The wealthy don't just put it under the mattress.

If they do some big ego projects, the people they hire take that money and increase their own consumption.

If they park it in investments, some company takes the capital injection and increases their spending.

All that money chases labor, and labor can be reapportioned to meet different needs. A billionaire can buy a slightly bigger yacht with their share of the Fed printing. That bigger yacht needs a little more labor, and someone ends up building more cabinets for the interior rather than building housing for the poor.

The billionaire doesn't blame themselves for inflation, and someone at the bottom can't figure out why suddenly a full time job doesn't pay for housing. But that Fed decision moved labor from benefiting the poor, to benefiting the 1%.

[–] yogthos@lemmy.ml -1 points 10 months ago (1 children)

They don't put it under their mattress, but the projects they invest into aren't resulting into wealth being generated by the working class. When these people create a new business ventures, they still pay subsistence wages. So, you get more employment, but it's low quality employment. Any actual wealth produced ends up going to the capital owning class.

So again, people who own capital are the ones who decide the prices and the wages.

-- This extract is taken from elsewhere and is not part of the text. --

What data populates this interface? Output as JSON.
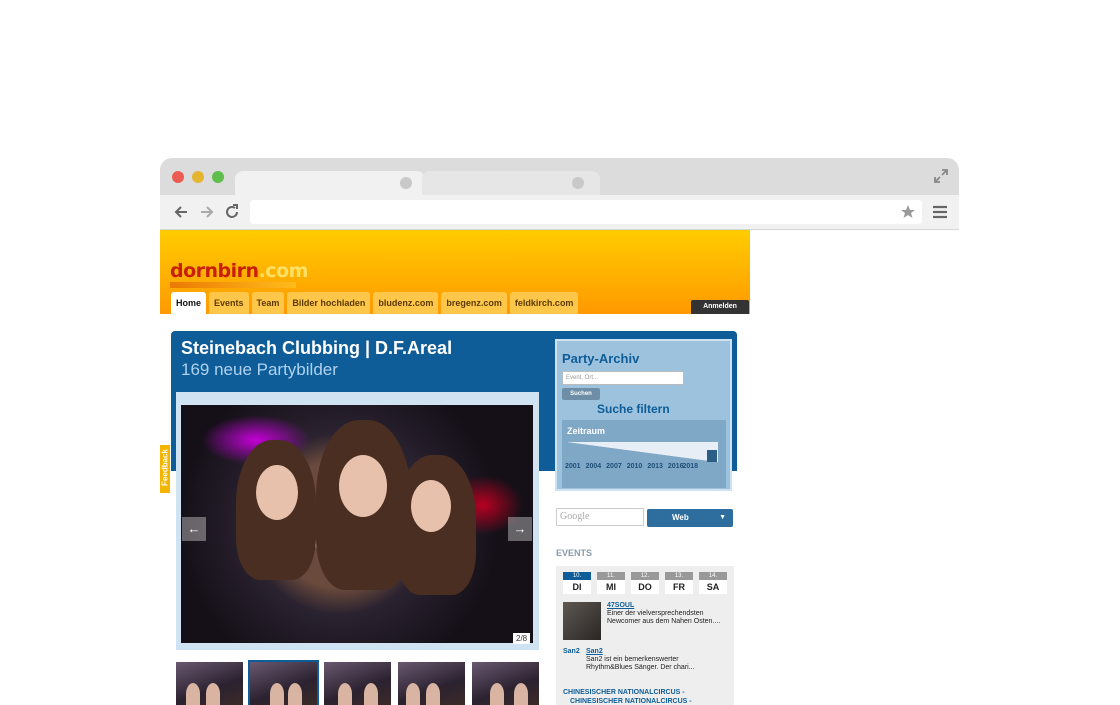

These are the people in control of what we call inflation.

[–] hexi@hexbear.net 6 points 10 months ago* (last edited 10 months ago) (1 children)

the projects they invest into aren't resulting into wealth being generated by the working class.

Irrelevant, because I never claimed it did. I only said that money ends up competing for labor and other resources.

If they could just raise prices, they would have done it before. So why didn't they?

Because what actually changed was an increase to the money supply.

[–] yogthos@lemmy.ml -4 points 10 months ago (1 children)

Again, they have raised prices before. Inflation didn't just start yesterday. I'm really not following the argument you're trying to make here. You still haven't actually explained the causal chain between the increase in money supply and inflation, nor have you provided any counter argument to my point which provides a clear and direct explanation of what's happening.